Faut-il conforter ces lieux dans l’usage qui est affirmé par ceux qui les investissent ?

Quels projets pour aménager ces sites ? Du côté des actions légères, la proposition porte souvent sur l’aménagement de jardins partagés, au profit des riverains. Parfois, des actions lourdes sont envisagées : l’introduction de bureaux, d’activités ou encore de certaines formes résidentielles pérennes. Dans tous les cas, aucune place n’est faite aux populations qui s’emparent spontanément de ces lieux. Pourtant, il serait envisageable de mieux intégrer dans la ville ces propositions spontanées, en imaginant la mise en œuvre d’un urbanisme d’initiative populaire.

Sur le territoire français, les exemples qui abordent la question sont rares. C’est sur les franges de la ville de Calais, connue pour son afflux de migrants désireux de rejoindre le Royaume-Uni, qu’il faut se rendre pour trouver un projet de ce type. Si la Jungle est connue pour ses aménagements provisoires et insalubres, le long du canal, non loin de Guînes, des constructions plus pérennes ont vu le jour, sans titre de propriété des sols ; des étudiants de l’École Nationale Supérieure d’Architecture de Paris-Belleville ont travaillé sur le sujet et en ont tiré un « Plan-guide d’intervention dans la Jungle de Calais ». A l’École Nationale Supérieure d’Architecture et de Paysage de Lille, d’autres étudiants projettent de compléter ce travail.

Dès lors que l’on touche à une population en marge, c’est soudain une surexpression de la mobilité qui est actionnée.

Il faut se tourner vers l’étranger pour trouver des situations où les formes résidentielles émergentes ont réussi à instaurer un dialogue avec les pouvoirs publics.

Deux exemples :

en Amérique du Sud, les initiatives de production autogérées sont nombreuses ; deux urbanistes français, Charlène Lemarié et Pierre Arnold, ont mené une enquête sur ces « habitats en mouvement ».

en Inde, la National Slum Dwellers Federation offre aux habitants du bidonville du quartier Dharavi de Bombay les moyens d’améliorer eux-mêmes leurs logements.
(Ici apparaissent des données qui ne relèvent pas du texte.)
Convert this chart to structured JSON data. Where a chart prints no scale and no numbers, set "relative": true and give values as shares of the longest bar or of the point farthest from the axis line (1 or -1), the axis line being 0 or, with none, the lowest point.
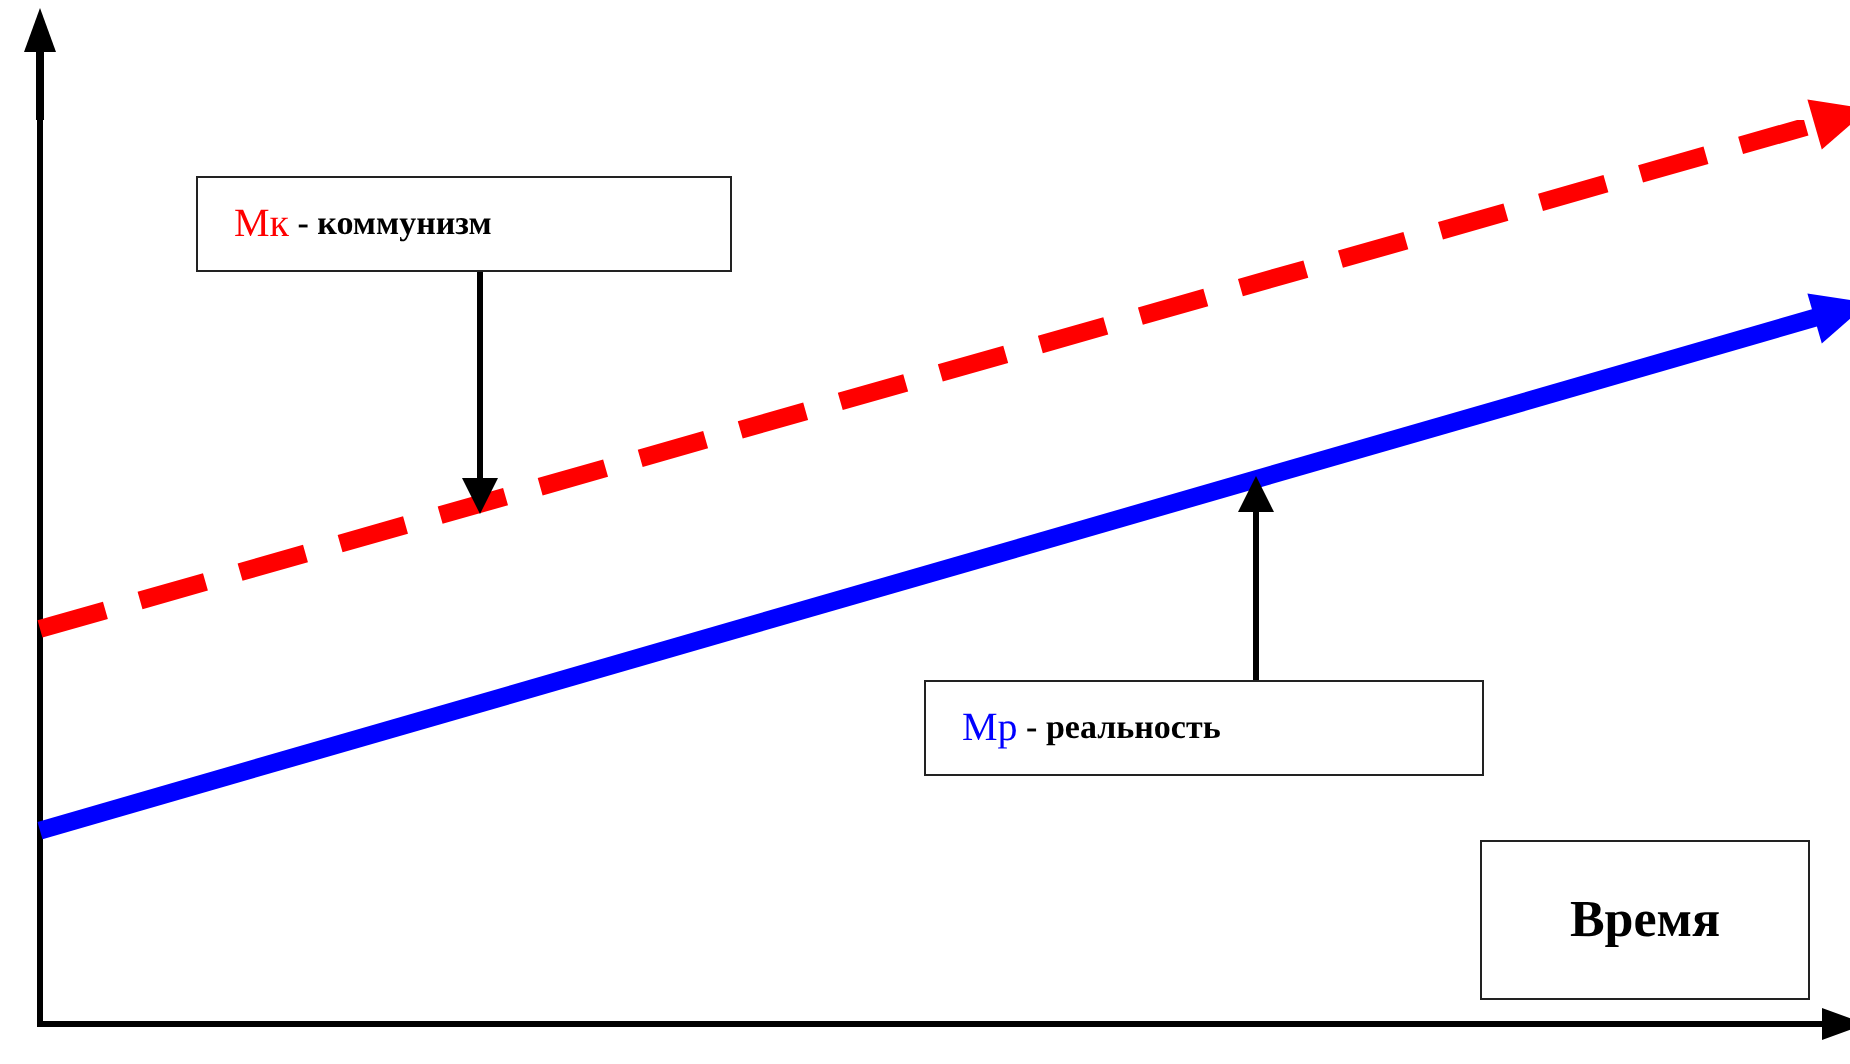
{
  "chart_data": {
    "type": "line",
    "xlabel": "Время",
    "relative": true,
    "categories": [
      null,
      null
    ],
    "legend": false,
    "grid": false,
    "series": [
      {
        "name": "Мк - коммунизм",
        "color": "#ff0000",
        "values": [
          0.437,
          1
        ],
        "line_style": "dashed"
      },
      {
        "name": "Мр - реальность",
        "color": "#0000ff",
        "values": [
          0.214,
          0.786
        ],
        "line_style": "solid"
      }
    ]
  }
}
En France, même s’ils ne gênent personne, et sauf de rares exceptions, l’état d’esprit est plutôt celui de leur faire quitter les sites qu’ils occupent, de les empêcher de s’y installer, car on craint une implantation durable. Or, c’est une faiblesse du raisonnement : au lieu de penser « aménagement définitif », il serait tout à fait possible de penser « aménagement transitoire », ce qui permettrait une intégration meilleure et plus rapide de ces nouveaux habitants. Lorsqu’une aide leur est apportée de la part des collectivités territoriales, la caravane reste le mode d’habitat privilégié. Son image rassure : on peut la déplacer, l’enlever. Alors que le défaut est plutôt inverse en urbanisme -la tendance est à la surexpression de « l’éternité », comme si la ville était faite pour durer toujours – dès lors que l’on touche à une population en marge, c’est soudain une surexpression de la mobilité qui est actionnée. Pourtant, la demande de ces populations est en général la même que celle des riverains : disposer d’un toit, décrocher un travail et la possibilité de scolariser les enfants.

Face à ces initiatives spontanées, la délégation régionale de la SFU a proposé de « faire avec, plutôt que défaire ». C’est le débat auquel étaient conviés les participants à l’atelier.